PHP Remote File Inclusion in flatpressblog/flatpress
Description
FlatPress prior to 1.3 allows remote file inclusion via upload vulnerability, leading to arbitrary PHP code execution.
AI Insight
LLM-synthesized narrative grounded in this CVE's description and references.
FlatPress prior to 1.3 allows remote file inclusion via upload vulnerability, leading to arbitrary PHP code execution.
Vulnerability
FlatPress versions prior to 1.3 contain a PHP Remote File Inclusion (RFI) vulnerability in the file upload functionality. The upload mechanism fails to properly validate file extensions and contents, allowing an attacker to upload files with arbitrary extensions, including .php. This issue is addressed in commit c30d52b [1] and documented in a huntr.dev advisory [2].
Exploitation
An attacker can exploit this vulnerability by uploading a malicious PHP file through the file upload interface. No authentication is required if the upload function is publicly accessible. The uploaded file is stored on the server and can be accessed, leading to execution of arbitrary PHP code.
Impact
Successful exploitation allows an attacker to execute arbitrary PHP code on the server with the privileges of the web server user. This can lead to full compromise of the FlatPress installation, including data theft, defacement, or further attacks on the underlying system.
Mitigation
The vulnerability is fixed in FlatPress version 1.3. Users should upgrade to this version or later. The fix includes proper validation of uploaded file extensions and content-type checking [1]. No workarounds are available for previous versions.

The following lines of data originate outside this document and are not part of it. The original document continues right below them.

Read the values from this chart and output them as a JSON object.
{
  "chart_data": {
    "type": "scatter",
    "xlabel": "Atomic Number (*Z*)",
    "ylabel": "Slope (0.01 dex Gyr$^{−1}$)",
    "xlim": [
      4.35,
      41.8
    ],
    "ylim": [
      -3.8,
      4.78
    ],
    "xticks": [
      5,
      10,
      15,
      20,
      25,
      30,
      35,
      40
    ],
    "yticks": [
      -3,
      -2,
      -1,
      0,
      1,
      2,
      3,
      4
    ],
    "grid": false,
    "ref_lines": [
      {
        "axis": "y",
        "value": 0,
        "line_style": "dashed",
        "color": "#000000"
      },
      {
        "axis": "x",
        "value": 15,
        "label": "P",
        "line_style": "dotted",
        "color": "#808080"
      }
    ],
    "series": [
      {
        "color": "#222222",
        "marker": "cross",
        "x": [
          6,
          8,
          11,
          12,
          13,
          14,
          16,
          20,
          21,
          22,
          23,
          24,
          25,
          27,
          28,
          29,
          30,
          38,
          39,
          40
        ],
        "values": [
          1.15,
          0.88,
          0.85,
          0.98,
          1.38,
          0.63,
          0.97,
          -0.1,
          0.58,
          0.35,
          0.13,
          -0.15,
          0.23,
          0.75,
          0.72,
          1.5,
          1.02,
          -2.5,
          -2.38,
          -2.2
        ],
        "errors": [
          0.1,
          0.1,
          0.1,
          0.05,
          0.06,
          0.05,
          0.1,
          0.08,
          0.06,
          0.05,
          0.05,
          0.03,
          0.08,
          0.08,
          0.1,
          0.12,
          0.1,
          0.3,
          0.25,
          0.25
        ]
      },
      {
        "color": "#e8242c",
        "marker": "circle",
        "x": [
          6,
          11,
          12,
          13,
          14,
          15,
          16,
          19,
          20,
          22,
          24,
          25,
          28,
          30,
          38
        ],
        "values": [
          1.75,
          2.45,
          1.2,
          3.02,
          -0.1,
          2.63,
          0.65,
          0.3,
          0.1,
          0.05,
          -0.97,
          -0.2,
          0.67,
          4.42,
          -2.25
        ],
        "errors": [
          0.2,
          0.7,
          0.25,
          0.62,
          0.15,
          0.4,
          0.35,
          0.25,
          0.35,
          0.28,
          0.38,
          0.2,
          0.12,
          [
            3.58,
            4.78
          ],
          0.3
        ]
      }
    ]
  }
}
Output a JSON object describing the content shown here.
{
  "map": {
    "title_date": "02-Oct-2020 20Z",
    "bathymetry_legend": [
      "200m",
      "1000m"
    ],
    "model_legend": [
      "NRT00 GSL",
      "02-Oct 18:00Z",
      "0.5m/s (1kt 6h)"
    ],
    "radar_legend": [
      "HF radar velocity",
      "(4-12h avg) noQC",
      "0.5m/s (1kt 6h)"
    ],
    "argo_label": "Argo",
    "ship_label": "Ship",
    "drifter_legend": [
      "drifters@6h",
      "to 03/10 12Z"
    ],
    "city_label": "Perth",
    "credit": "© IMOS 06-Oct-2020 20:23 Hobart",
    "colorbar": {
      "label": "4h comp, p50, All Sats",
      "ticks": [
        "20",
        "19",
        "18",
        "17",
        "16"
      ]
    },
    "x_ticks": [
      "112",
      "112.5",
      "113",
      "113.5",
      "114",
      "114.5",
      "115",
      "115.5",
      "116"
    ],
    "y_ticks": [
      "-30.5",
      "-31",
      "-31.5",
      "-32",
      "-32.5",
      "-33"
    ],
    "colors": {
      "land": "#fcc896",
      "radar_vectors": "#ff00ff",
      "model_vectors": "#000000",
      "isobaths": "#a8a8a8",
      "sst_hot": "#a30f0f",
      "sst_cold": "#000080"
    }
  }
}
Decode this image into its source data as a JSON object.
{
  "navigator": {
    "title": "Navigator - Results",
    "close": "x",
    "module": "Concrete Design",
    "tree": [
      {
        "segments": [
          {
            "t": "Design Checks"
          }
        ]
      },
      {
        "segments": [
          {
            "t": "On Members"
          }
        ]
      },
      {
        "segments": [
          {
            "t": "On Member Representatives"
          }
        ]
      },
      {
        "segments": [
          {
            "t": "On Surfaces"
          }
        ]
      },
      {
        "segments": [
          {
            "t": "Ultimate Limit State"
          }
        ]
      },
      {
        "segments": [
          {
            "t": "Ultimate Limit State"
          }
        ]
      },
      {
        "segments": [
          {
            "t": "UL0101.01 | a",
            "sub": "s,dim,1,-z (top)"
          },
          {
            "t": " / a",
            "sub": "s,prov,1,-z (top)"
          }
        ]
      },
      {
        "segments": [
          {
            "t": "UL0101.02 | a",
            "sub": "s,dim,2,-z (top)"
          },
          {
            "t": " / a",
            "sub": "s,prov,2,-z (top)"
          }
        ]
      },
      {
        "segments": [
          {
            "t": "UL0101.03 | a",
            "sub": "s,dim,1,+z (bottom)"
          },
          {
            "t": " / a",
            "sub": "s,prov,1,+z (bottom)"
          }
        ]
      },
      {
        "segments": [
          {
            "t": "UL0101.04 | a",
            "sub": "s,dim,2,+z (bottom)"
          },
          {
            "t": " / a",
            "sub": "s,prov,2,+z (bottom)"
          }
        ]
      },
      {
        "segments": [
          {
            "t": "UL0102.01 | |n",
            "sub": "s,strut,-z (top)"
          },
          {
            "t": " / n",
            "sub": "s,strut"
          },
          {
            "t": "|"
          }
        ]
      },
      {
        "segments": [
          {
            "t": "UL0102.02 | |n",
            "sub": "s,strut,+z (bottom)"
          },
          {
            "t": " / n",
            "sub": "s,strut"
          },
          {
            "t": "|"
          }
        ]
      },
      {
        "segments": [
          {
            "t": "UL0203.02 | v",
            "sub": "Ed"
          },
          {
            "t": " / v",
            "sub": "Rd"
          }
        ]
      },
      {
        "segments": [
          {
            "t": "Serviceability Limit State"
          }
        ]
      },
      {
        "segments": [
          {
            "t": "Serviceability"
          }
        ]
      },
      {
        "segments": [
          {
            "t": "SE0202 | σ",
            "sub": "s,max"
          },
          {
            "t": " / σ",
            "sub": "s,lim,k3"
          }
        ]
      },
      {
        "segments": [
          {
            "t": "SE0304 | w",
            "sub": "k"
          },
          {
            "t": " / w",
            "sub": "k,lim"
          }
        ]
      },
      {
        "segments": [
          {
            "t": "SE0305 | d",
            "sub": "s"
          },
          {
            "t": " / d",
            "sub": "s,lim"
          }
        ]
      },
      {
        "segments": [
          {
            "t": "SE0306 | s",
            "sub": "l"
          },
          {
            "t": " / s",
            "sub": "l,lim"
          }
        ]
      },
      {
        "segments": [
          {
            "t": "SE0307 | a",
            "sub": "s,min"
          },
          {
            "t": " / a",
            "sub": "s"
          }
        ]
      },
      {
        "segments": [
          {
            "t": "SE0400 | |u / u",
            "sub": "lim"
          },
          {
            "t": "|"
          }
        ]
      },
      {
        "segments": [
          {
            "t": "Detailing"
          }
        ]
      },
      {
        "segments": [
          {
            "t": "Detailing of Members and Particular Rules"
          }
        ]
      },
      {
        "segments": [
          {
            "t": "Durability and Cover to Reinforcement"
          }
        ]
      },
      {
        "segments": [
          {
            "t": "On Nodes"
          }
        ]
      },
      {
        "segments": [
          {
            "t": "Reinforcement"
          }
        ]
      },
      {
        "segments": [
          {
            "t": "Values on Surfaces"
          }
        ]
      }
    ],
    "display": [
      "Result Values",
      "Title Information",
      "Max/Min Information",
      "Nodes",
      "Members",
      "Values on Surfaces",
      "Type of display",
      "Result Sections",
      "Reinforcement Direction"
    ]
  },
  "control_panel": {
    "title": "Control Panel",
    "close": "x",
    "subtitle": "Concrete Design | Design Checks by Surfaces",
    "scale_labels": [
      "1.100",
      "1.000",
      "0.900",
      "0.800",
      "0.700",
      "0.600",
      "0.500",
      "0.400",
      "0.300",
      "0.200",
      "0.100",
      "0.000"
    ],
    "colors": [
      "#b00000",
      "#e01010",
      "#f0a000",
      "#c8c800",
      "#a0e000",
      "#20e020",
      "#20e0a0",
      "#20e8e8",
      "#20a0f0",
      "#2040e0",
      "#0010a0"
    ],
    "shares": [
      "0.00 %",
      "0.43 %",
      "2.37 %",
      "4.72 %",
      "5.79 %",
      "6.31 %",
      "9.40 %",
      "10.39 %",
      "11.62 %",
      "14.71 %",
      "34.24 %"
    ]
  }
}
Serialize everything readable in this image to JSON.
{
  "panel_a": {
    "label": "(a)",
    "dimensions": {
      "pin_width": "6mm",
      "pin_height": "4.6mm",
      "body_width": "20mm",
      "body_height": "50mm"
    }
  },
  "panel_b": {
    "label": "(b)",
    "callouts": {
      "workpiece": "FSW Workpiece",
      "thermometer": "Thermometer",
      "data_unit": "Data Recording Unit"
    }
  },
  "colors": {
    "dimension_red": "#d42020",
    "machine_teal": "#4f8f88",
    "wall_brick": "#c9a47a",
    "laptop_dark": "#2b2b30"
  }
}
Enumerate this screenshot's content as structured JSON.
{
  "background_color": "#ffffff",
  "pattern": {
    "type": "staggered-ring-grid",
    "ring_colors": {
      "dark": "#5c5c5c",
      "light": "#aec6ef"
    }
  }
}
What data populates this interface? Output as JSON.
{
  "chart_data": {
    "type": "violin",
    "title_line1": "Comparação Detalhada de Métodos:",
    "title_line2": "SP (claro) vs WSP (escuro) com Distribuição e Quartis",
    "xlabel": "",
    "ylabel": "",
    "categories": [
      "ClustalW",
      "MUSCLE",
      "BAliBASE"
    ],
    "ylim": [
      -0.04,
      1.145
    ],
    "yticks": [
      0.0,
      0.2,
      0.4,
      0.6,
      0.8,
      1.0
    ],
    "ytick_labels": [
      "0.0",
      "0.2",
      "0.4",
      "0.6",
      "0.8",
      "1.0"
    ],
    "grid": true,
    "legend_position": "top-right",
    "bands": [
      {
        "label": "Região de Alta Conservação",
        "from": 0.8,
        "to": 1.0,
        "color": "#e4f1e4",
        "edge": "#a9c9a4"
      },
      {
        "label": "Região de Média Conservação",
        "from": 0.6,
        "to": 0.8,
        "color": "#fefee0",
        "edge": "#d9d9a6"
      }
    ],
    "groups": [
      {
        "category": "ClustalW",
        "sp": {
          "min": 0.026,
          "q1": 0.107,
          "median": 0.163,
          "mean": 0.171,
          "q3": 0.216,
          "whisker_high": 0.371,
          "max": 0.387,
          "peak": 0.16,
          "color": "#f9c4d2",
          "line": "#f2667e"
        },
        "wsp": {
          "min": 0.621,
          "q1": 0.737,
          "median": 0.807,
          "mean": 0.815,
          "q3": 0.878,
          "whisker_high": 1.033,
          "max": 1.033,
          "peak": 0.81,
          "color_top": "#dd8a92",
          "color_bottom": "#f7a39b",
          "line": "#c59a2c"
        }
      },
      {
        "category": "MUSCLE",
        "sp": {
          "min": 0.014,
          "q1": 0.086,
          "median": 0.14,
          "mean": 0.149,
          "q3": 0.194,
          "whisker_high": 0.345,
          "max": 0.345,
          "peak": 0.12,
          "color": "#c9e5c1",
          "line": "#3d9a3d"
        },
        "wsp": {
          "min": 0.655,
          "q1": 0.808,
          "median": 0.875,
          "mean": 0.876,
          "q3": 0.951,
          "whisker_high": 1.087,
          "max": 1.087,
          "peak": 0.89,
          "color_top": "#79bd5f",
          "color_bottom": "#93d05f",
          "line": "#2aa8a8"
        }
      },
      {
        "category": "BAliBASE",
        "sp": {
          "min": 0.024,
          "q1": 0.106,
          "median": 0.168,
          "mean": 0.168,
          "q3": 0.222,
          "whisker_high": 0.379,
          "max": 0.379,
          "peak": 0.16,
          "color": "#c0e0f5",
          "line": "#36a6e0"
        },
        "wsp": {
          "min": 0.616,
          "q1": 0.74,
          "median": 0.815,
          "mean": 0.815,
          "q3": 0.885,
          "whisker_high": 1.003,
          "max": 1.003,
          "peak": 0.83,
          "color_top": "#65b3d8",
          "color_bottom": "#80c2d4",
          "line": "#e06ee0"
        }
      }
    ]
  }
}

AI Insight generated on May 25, 2026. Synthesized from this CVE's description and the cited reference URLs; citations are validated against the source bundle.
Affected products
2- flatpressblog/flatpressblog/flatpressv5Range: unspecified
Patches
0No patches discovered yet.
Vulnerability mechanics
AI mechanics synthesis has not run for this CVE yet.
References
2News mentions
0No linked articles in our index yet.